In our previous article, we investigated the reasons why logistics is a complex activity. However, we saw that this complexity does not have to be bad, as long as we know how to keep it as a synonym for “being made up of many elements” and not as something “complicated, tangled, difficult”.
To properly manage logistics complexity, you need to know what to look out for, identify when your complexity is adding value and when all it is doing is hindering your company’s processes, without the work or the client noticing any real benefit.
Using Pareto’s Law
According to Pareto’s Law, in a hypothetical company we can expect that 80% of sales and profits come from only 20% of its products and services. In other words, 80% of the product portfolio barely manages to generate 20% of the income. In the same way, this 80-20 relationship is also transferred to customers: 20% of customers will generate 80% of the billing.
In view of these numbers, the questions arise by themselves. Do we have to reduce the product catalog to keep only the most successful? Should we part with our smaller customers? Why bear the storage costs of a huge catalog when my profits are so concentrated?
This is where things get complicated. Although they constitute a smaller proportion, sales and customers are still sales and customers. How do we know if the complexity of serving them is profitable for us?

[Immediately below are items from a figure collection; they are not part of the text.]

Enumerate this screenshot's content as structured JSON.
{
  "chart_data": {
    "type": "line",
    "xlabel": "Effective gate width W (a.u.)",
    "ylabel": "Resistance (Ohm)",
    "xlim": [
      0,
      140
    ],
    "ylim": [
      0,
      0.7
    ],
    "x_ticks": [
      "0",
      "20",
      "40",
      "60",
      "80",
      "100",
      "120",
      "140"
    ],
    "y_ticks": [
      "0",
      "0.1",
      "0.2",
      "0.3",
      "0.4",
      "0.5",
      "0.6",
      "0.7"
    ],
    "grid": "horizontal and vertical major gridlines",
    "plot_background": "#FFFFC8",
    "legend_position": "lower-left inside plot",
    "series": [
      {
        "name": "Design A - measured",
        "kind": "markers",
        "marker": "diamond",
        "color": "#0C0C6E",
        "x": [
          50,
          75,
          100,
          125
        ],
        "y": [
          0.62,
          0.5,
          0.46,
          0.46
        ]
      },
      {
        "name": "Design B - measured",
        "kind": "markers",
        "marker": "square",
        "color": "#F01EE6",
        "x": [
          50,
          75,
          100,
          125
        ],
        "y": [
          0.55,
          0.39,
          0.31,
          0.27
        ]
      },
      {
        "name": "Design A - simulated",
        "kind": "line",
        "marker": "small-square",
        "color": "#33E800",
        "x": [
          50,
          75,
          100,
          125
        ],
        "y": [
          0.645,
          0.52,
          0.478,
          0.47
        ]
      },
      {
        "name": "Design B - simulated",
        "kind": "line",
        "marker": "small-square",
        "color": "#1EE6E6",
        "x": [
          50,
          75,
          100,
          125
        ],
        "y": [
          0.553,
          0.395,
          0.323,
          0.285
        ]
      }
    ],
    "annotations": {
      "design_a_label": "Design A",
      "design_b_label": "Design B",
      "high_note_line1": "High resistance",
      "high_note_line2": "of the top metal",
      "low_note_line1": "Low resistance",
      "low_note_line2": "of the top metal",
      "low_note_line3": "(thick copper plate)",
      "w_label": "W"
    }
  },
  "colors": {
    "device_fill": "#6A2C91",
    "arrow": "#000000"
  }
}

For example, a client may be using one of our least used services, of those that correspond to 20%, but perhaps that service is serving as a gateway for those clients to use the rest of the services in our portfolio. Thus, we may be facing a less used service that makes our logistics more complex -storage, orders, manufacturing- but which may be indirectly profitable.
The new digital economy has also opened fields to be able to bypass what the Pareto Law seems to indicate. Traditionally, supplying physical stores with infrequently requested products had a very high cost: units that were not sold, storage space consumed for a low number of sales, etc. This is where the development of electronic commerce and digital purchase channels have opened up new options. Stock that was previously scattered in many places and too many units is now kept in fewer warehouses -or in a centralized one-, with a number of units closer to the actual purchase demand and which can supply even more customers than before.
How to track down complexity so you can remove it
The increase in the complexity of logistics has an immediate effect on costs and the bottom line. Whether it is a higher level of customization, a new way of delivering the merchandise, a new way of reaching the market, or the displacement of a supplier to a more distant place, all of this will affect the cost-complexity balance of our structure.
That is why it is essential to be able to self-assess our supply chain and, furthermore, to do it constantly. Martin Christopher, author of books on logistics, proposes the following steps when measuring our logistics complexity:
1.- Understand the origins that cause complexity.
2.- Analyze which elements of this complexity add value and which do not.
3.- Try to eliminate the components of complexity that do not add value.
4.- Minimize the cost of the elements that add value.
5.- Constantly review and monitor the cost/benefit ratio of our complexity.
It is clear that the challenge lies in knowing how to detect where complexity is adding value -and a value that the client perceives- and where it is simply generating complications, costs or inefficiencies.
Risk is a factor that you should also assess when talking about complexity. And it is that sometimes we assume greater complexity when we try to reduce costs. For example, instead of working with a single supplier -in which we bring together the supply of several products or raw materials- we decided to do it with several, each with their own products, in which we look for better prices. Or with one that is further away but offers us a better price (which, in the case of globalized companies, can mean a difference of thousands of kilometers away).
In these cases we will be adding risks -more time to receive supplies and more distance to solve unforeseen events- and complexity -a greater number of suppliers- in exchange for theoretically lower costs. A reduction in spending is good for the business and can ultimately result in benefits for our customers, but this is where our ability to measure whether the complexity and risks are justified will come into play. Perhaps the personnel/time cost of dealing with more suppliers or solving more complex incidents represents a hidden cost that is greater than the reduction in purchase costs that we were looking for.
We must be clear that complexity is not something intrinsically negative. Furthermore, it is almost by definition a feature of logistics and supply chains. The real battle will be in the decisions you have to make regarding that complexity: do you have to reduce your portfolio?
Increase suppliers because they give you a competitive advantage of some kind? Increase or reduce delivery possibilities? Serve new sales channels? The key to success will be in the constant analysis of the complexity of your supply chain and the benefits it brings you.